- The Washington Times - Thursday, August 4, 2016

Faced with the brutal reality that two-thirds of voters believe her to be dishonest, Hillary Clinton and her campaign surrogates are intent on launching an all-out assault on Republican Donald Trump’s character and credibility, aiming to convince voters that he’s even more untrustworthy than the former first lady.

Political analysts say that the historically high unfavorable ratings for both Mrs. Clinton and Mr. Trump have left both campaigns with little choice than to focus the bulk of their efforts on tearing the other down, hoping that when the war of attrition finally is over, swing voters ultimately will decide their candidate is the lesser of two evils. For the Clinton campaign, the strategy involves using the next 95 days to paint a picture of Mr. Trump as a heartless business tycoon and pathological liar, a conman who simply cannot be trusted on both domestic and foreign policy.

While Mrs. Clinton, vice presidential nominee Sen. Tim Kaine and other campaign voices certainly spend time on the stump touting policy proposals, they’re spending equal, if not more, time relentlessly ripping Mr. Trump. Given Mrs. Clinton’s sky-high unfavorable ratings, specialists say that approach is a sound one, as focusing on the Republican’s negatives gives the Clinton campaign its best chance to win while also directing attention away from voters’ deep reservations about the Democratic nominee.
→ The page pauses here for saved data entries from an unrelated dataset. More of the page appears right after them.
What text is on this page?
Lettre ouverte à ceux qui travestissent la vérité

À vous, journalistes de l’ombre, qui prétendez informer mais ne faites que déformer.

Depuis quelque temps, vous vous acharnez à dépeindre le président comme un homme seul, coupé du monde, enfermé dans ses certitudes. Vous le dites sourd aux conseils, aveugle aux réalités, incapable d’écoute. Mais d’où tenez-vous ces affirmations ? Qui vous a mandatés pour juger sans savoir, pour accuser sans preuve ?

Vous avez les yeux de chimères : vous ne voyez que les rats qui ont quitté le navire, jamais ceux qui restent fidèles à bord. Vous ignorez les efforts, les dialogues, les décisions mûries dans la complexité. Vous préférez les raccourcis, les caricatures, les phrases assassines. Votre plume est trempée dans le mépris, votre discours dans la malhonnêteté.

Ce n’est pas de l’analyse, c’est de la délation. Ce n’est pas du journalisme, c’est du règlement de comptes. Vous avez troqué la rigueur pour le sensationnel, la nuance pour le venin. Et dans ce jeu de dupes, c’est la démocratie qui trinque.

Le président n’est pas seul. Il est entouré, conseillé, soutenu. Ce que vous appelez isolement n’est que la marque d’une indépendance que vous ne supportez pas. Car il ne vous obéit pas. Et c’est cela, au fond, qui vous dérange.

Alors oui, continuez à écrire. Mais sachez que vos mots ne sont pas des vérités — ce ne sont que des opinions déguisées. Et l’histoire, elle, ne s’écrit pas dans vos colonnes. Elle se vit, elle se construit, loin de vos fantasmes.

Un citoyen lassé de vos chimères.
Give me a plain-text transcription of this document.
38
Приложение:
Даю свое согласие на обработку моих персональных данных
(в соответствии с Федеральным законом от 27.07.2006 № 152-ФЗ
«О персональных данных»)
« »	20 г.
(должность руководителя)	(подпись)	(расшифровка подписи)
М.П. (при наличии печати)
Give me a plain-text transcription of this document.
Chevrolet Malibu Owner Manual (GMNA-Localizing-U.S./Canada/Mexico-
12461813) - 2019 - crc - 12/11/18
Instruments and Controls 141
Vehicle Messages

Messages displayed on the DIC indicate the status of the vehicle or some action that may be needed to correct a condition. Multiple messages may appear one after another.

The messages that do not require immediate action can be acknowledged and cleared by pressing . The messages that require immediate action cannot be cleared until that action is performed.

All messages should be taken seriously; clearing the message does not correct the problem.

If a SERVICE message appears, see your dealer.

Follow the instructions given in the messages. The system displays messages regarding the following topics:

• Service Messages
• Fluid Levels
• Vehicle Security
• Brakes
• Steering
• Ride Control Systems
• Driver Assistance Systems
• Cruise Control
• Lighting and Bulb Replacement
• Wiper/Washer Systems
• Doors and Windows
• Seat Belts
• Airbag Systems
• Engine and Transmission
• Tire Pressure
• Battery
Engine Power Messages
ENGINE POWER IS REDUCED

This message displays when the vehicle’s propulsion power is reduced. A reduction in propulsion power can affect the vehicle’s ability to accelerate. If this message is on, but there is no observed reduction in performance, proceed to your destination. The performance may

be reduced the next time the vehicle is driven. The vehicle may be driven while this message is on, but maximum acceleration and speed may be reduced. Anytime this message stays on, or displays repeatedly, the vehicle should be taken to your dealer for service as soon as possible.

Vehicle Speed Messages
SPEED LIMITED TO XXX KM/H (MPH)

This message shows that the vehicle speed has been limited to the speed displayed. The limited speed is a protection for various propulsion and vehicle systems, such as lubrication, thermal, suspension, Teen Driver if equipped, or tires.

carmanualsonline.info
“If Hillary Clinton can make it a referendum against Trump — his unfitness for office, his lack of understanding about the political system, his absolutely horrible levels of empathy toward the American public — then she wins,” said Lara Brown, a political science professor at George Washington University.

“There is a way in which ‘crooked’ will beat ‘unstable,’” she added, referring to the “crooked Hillary” nickname Mr. Trump has given his opponent. “The only way you hold your nose and vote for one of these people is if you think your worst nightmare is going to come true.”

For the Clinton campaign, assailing Mr. Trump is a more appealing strategy than trying to rehabilitate their candidate’s image over the next three months. A CNN poll released this week found that a whopping 64 percent of voters say Mrs. Clinton is not honest or trustworthy. Between now and Election Day, there seems to be little chance for the former secretary of state to convince voters she’s an honest candidate.

But Mr. Trump is seen in an equally harsh light. The same CNN survey found that 64 percent of voters also believe the billionaire Republican is not honest or trustworthy.

Like Mrs. Clinton, those figures seem to be irreversible. Long before Mr. Trump jumped into the presidential fray, he was seen as dishonest.

In April 2011, when Mr. Trump still was best known as a businessman and reality TV star, 61 percent of Americans still considered him dishonest and untrustworthy, polls show.

Even as they attack Mr. Trump for his controversial policy proposals, Democrats believe an even more potent line of attack is to repeatedly tell voters they shouldn’t believe anything the Republican says.

Trump doesn’t really have a plan. What he says is, ‘Believe me,’” Mr. Kaine said at a campaign rally earlier this week. “We’re going to be rich, believe me. We’re going to beat ISIS, believe me. We’re going to build that wall and make the Mexicans pay for it, believe me. There’s nothing in my tax returns that’s unusual, believe me. Well, I’ve got a question for you: Does anybody in this room believe Donald Trump?”

Mrs. Clinton continued that theme Thursday in Las Vegas. In a speech ostensibly about her own economic plan, she spent much of her time ripping Mr. Trump’s record, hitting him over past allegations he stiffed subcontractors and actively rooted for the housing market to fail so he could profit.

The charges from Mrs. Clinton surely will do nothing to make her a more appealing candidate. But they could very well succeed in making Mr. Trump unpalatable to a majority of American voters.

“The bottom line, I think, which is becoming clearer every day, is that Donald Trump is not qualified to be president, and he is temperamentally unfit to be commander in chief,” Mrs. Clinton said.

Democrats’ strategy, analysts say, would be less effective against a more conventional candidate, but is uniquely suited for Mr. Trump, who very well may be one of the few Republicans with unfavorable numbers as high as Mrs. Clinton‘s.

“In the end, voters might say to themselves, ‘Well, my choice is between someone who I don’t find entirely trustworthy, or perhaps even mostly trustworthy, but [if] the difference [is] between her and someone who I think is unfit to be president, I’ll choose the person I distrust over the person I’m convinced is incompetent,” said Dante Scala, a political science professor at the University of New Hampshire. “That argument would not work against the great majority of [GOP candidates], but it might work in this case.”